While PTSD and addiction treatment can be challenging, it is practical and appropriate to treat them both. A significant reduction of PTSD symptoms is necessary and expected. It is recognized that trauma is one of the possible routes leading to addiction, and that every addiction has developed a life of its own with it's own memory. A memory network is thought to be composed of addiction related memories and behaviors that relate to substance use. At the moment, there is little evidence that trauma treatment will improve addiction outcomes in the short term. In fact, sometimes the therapist and the patient need to work through and process past traumas while addressing the addiction treatment concurrently. Addiction becomes the role the client used as a way to avoid or cope with negative emotions which can be stored as negative learning experiences. Working on these painful memories may help to avoid using substances as coping for the addictive person.
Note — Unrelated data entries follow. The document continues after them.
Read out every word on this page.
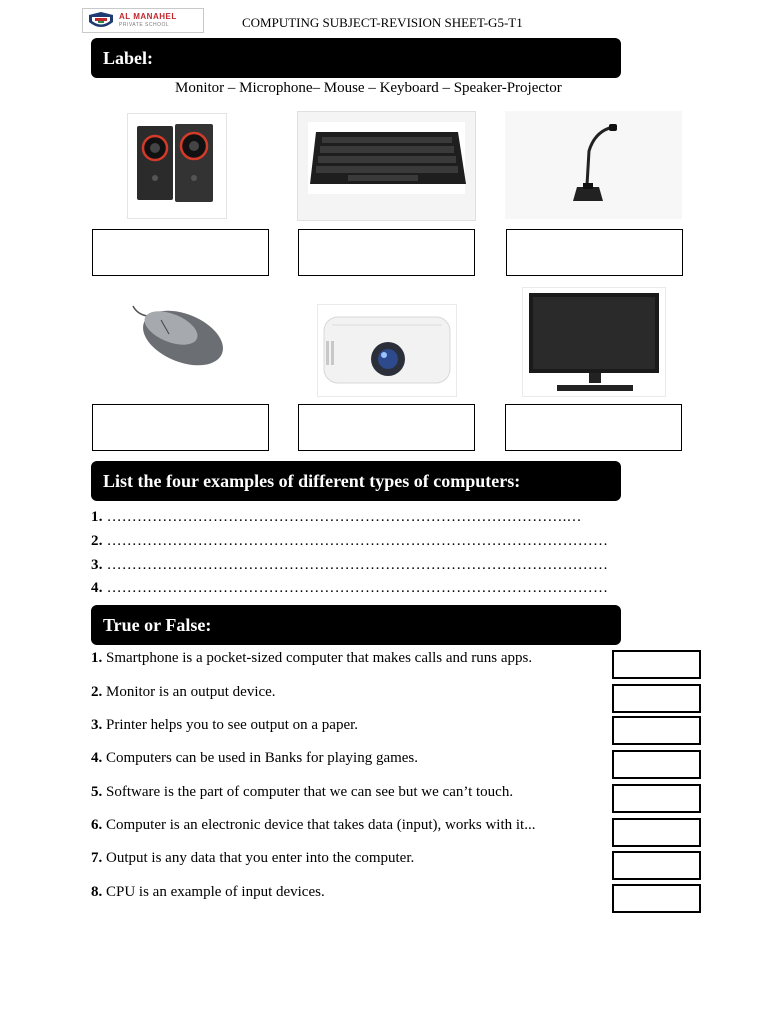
AL MANAHEL
PRIVATE SCHOOL	COMPUTING SUBJECT-REVISION SHEET-G5-T1
Label:
Monitor – Microphone– Mouse – Keyboard – Speaker-Projector
List the four examples of different types of computers:
1. ……………………………………………………………………………….…
2. ………………………………………………………………………………………
3. ………………………………………………………………………………………
4. ………………………………………………………………………………………
True or False:
1. Smartphone is a pocket-sized computer that makes calls and runs apps.
2. Monitor is an output device.
3. Printer helps you to see output on a paper.
4. Computers can be used in Banks for playing games.
5. Software is the part of computer that we can see but we can’t touch.
6. Computer is an electronic device that takes data (input), works with it...
7. Output is any data that you enter into the computer.
8. CPU is an example of input devices.
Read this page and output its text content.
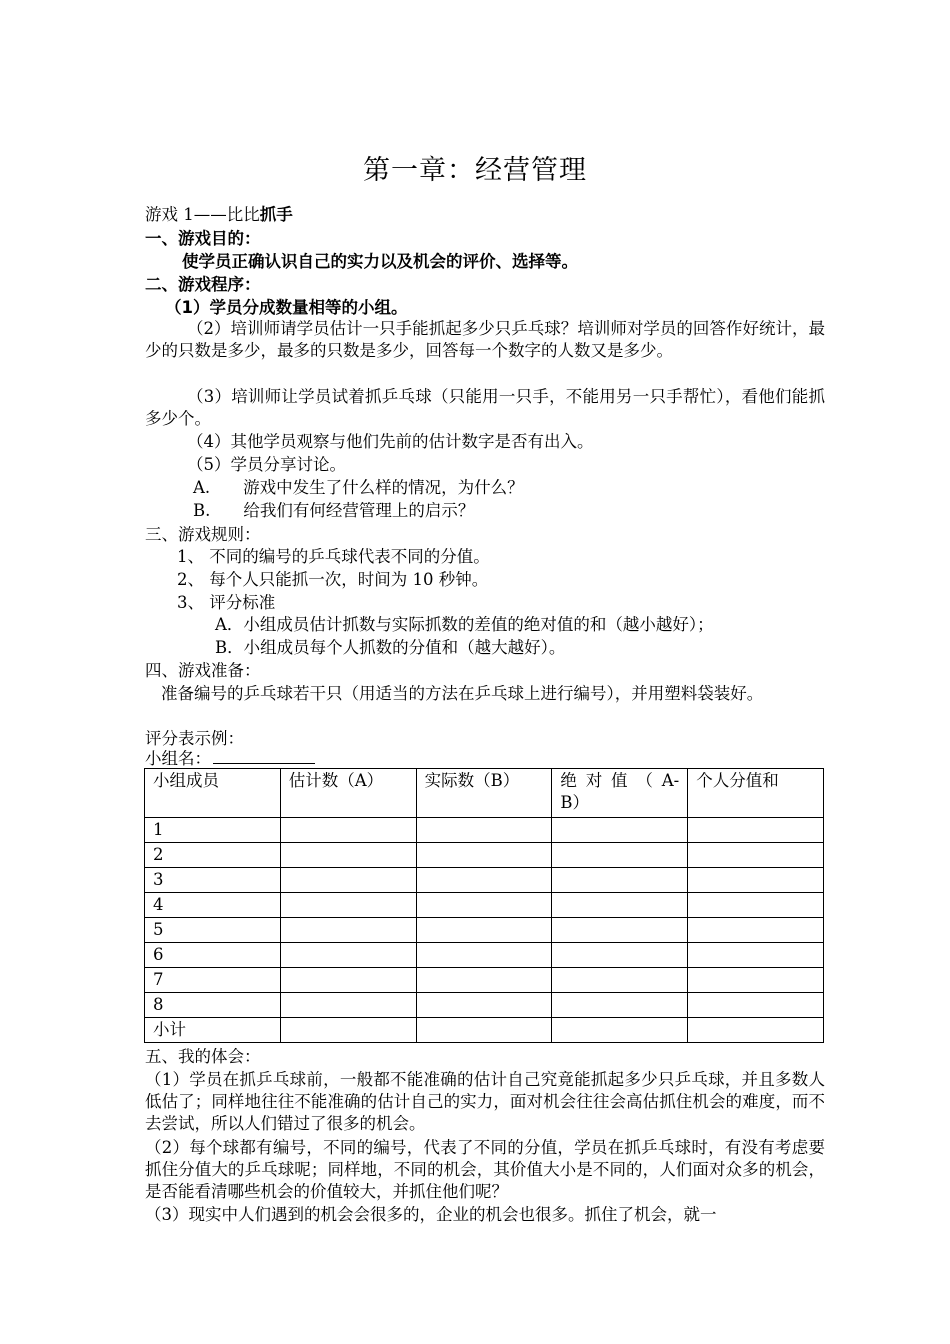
第一章：经营管理
游戏 1——比比抓手
一、游戏目的：
使学员正确认识自己的实力以及机会的评价、选择等。
二、游戏程序：
（1）学员分成数量相等的小组。
（2）培训师请学员估计一只手能抓起多少只乒乓球？培训师对学员的回答作好统计，最少的只数是多少，最多的只数是多少，回答每一个数字的人数又是多少。
（3）培训师让学员试着抓乒乓球（只能用一只手，不能用另一只手帮忙），看他们能抓多少个。
（4）其他学员观察与他们先前的估计数字是否有出入。
（5）学员分享讨论。
A.　　游戏中发生了什么样的情况，为什么？
B.　　给我们有何经营管理上的启示？
三、游戏规则：
1、 不同的编号的乒乓球代表不同的分值。
2、 每个人只能抓一次，时间为 10 秒钟。
3、 评分标准
A．小组成员估计抓数与实际抓数的差值的绝对值的和（越小越好）；
B．小组成员每个人抓数的分值和（越大越好）。
四、游戏准备：
准备编号的乒乓球若干只（用适当的方法在乒乓球上进行编号），并用塑料袋装好。
评分表示例：
小组名：
小组成员	估计数（A）	实际数（B）	绝 对 值 （ A-B）	个人分值和
1				
2				
3				
4				
5				
6				
7				
8				
小计				
五、我的体会：
（1）学员在抓乒乓球前，一般都不能准确的估计自己究竟能抓起多少只乒乓球，并且多数人低估了；同样地往往不能准确的估计自己的实力，面对机会往往会高估抓住机会的难度，而不去尝试，所以人们错过了很多的机会。
（2）每个球都有编号，不同的编号，代表了不同的分值，学员在抓乒乓球时，有没有考虑要抓住分值大的乒乓球呢；同样地，不同的机会，其价值大小是不同的，人们面对众多的机会，是否能看清哪些机会的价值较大，并抓住他们呢？
（3）现实中人们遇到的机会会很多的，企业的机会也很多。抓住了机会，就一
Craving is a key concept in substance abuse and addiction treatment in which the client might suddenly and unexpectedly be triggered. Modifications of the EMDR protocol (A-TIP, EMD, EMDr, Crav-Ex, Tapping, Feeling State Addiction Protocol (FSAP), and DETUR) have been developed to address these situations. The desensitization of triggers and urges can be reprocessed with these protocols, which are considered integrative approaches for treating substance-abuse disorders and other compulsive behaviors. All modifications of the EMDR protocols emphasize the need to enhance access to the client’s positive internal state by identifying and associating it with positive treatment goals. The protocols focus on present triggers that include new ways of coping. The models use the level of urge (LOU) scale or Motivation Interviewing (MI) scale which is identical to the SUD scale used in the EMDR standard protocol. After the memory representation of the trigger image is fully desensitized (LOU equals zero), or MI scale is increased, it is coupled with a positive state of the treatment goal, identifying or resuming already acquired self-control skills. These are anchored with bilateral stimulation, resembling conditioning from learning theory.
How To Use EMDR With Addiction
No one module should be used as an independent treatment option for addiction. There are many modules and other skills that can help make addiction therapy successful. EMDR and addiction treatment starts with explaining and asking about commitment regarding craving, use, therapy attendance, and refraining from substance use before and directly after therapy sessions. The 12 step program and other group support can be helpful. Therapy guidelines could include: 1) No substance use before EMDR therapy; 2) Openness about craving and substance use between sessions so that new targets can be identified and coping strategies discussed; and 3) No substance use immediately following the EMDR therapy to avoid direct association with the therapy process. Doing so demonstrates the patients commitment to trying new alternative strategies.
It is important to continuously gather a history in order to understand the problem behavior. Focus on the factors that contribute to the addiction behavior as well as specific vulnerabilities that may not have surfaced during the initial interviews.
At some point, a client can become very unmotivated after a relapse between sessions and could be fueled by a sense of powerlessness, fear, guilt, and shame. When there are clear deviations in motivation from the previous session, this should be discussed and a shared decision should be made on how to proceed.